Fabre William, Haroun Karim, Lorrain Vincent, Lepecq Maria, Sicard Gilles
Université Paris-Saclay, CEA, List, F-91120 Palaiseau, France.
Sensors (Basel). 2024 Aug 22;24(16):5446. doi: 10.3390/s24165446.
In modern cyber-physical systems, the integration of AI into vision pipelines is now a standard practice for applications ranging from autonomous vehicles to mobile devices. Traditional AI integration often relies on cloud-based processing, which faces challenges such as data access bottlenecks, increased latency, and high power consumption. This article reviews embedded AI vision systems, examining the diverse landscape of near-sensor and in-sensor processing architectures that incorporate convolutional neural networks. We begin with a comprehensive analysis of the critical characteristics and metrics that define the performance of AI-integrated vision systems. These include sensor resolution, frame rate, data bandwidth, computational throughput, latency, power efficiency, and overall system scalability. Understanding these metrics provides a foundation for evaluating how different embedded processing architectures impact the entire vision pipeline, from image capture to AI inference. Our analysis delves into near-sensor systems that leverage dedicated hardware accelerators and commercially available components to efficiently process data close to their source, minimizing data transfer overhead and latency. These systems offer a balance between flexibility and performance, allowing for real-time processing in constrained environments. In addition, we explore in-sensor processing solutions that integrate computational capabilities directly into the sensor. This approach addresses the rigorous demand constraints of embedded applications by significantly reducing data movement and power consumption while also enabling in-sensor feature extraction, pre-processing, and CNN inference. By comparing these approaches, we identify trade-offs related to flexibility, power consumption, and computational performance. Ultimately, this article provides insights into the evolving landscape of embedded AI vision systems and suggests new research directions for the development of next-generation machine vision systems.

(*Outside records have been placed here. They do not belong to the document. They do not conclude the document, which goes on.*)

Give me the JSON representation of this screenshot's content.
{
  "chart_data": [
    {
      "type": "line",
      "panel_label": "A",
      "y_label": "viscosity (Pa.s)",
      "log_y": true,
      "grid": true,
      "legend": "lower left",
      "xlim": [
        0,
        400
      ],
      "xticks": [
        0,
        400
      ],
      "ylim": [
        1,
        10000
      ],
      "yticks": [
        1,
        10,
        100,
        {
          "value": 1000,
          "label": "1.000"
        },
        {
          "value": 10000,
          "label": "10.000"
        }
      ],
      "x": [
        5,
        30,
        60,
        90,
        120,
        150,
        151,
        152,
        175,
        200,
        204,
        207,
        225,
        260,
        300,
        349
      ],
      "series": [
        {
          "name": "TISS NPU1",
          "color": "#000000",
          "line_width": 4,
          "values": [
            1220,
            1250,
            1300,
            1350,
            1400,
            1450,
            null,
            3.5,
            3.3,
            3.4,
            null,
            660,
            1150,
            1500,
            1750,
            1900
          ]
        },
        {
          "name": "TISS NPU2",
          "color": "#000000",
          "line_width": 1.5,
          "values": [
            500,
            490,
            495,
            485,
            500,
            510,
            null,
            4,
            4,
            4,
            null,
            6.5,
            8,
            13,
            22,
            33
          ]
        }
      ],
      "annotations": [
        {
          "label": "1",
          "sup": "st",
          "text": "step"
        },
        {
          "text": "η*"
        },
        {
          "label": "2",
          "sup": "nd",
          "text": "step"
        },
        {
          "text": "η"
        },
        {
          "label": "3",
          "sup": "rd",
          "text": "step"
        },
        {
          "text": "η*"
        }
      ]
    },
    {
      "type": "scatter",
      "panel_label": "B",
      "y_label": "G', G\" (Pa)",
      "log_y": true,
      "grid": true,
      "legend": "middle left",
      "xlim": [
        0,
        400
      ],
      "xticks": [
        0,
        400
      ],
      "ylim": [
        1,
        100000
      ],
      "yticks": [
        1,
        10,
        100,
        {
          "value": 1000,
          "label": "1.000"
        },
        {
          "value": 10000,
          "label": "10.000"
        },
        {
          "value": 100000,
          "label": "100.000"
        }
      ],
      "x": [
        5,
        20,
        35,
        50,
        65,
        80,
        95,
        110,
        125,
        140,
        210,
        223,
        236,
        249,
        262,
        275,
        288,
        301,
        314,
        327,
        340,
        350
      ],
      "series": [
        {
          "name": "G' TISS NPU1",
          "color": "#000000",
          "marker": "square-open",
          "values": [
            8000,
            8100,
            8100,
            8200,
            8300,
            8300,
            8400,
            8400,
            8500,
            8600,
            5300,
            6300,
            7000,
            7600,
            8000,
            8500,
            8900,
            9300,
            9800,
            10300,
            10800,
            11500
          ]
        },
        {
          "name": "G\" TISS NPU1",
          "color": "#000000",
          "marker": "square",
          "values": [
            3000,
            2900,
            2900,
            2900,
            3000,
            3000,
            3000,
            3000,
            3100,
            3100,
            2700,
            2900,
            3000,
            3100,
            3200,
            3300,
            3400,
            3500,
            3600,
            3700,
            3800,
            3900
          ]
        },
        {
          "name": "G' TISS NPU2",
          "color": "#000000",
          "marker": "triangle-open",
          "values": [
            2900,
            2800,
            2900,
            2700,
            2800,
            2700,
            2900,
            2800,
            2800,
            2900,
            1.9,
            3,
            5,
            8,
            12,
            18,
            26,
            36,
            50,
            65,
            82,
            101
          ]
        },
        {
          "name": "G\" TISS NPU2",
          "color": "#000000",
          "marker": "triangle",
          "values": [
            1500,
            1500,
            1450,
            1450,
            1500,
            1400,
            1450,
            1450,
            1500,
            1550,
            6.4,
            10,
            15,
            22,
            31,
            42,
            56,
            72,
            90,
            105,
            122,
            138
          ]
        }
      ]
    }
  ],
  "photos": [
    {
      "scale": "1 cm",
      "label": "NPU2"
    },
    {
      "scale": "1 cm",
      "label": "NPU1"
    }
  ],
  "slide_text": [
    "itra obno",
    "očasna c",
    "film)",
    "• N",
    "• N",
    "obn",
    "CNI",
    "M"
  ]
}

在现代网络物理系统中,将人工智能集成到视觉流水线中如今已成为从自动驾驶车辆到移动设备等各种应用的标准做法。传统的人工智能集成通常依赖基于云的处理,这面临着诸如数据访问瓶颈、延迟增加和功耗高等挑战。本文回顾了嵌入式人工智能视觉系统,研究了结合卷积神经网络的近传感器和传感器内处理架构的多样化格局。我们首先对定义人工智能集成视觉系统性能的关键特性和指标进行全面分析。这些特性和指标包括传感器分辨率、帧率、数据带宽、计算吞吐量、延迟、功率效率和整体系统可扩展性。理解这些指标为评估不同的嵌入式处理架构如何影响从图像捕获到人工智能推理的整个视觉流水线奠定了基础。我们的分析深入探讨了近传感器系统,这些系统利用专用硬件加速器和商用组件在靠近数据源的位置高效处理数据,将数据传输开销和延迟降至最低。这些系统在灵活性和性能之间实现了平衡,能够在受限环境中进行实时处理。此外,我们还探索了将计算能力直接集成到传感器中的传感器内处理解决方案。这种方法通过显著减少数据移动和功耗,同时实现传感器内特征提取、预处理和卷积神经网络推理,满足了嵌入式应用的严格需求限制。通过比较这些方法,我们确定了与灵活性、功耗和计算性能相关的权衡。最终,本文深入探讨了嵌入式人工智能视觉系统不断演变的格局,并为下一代机器视觉系统的开发提出了新的研究方向。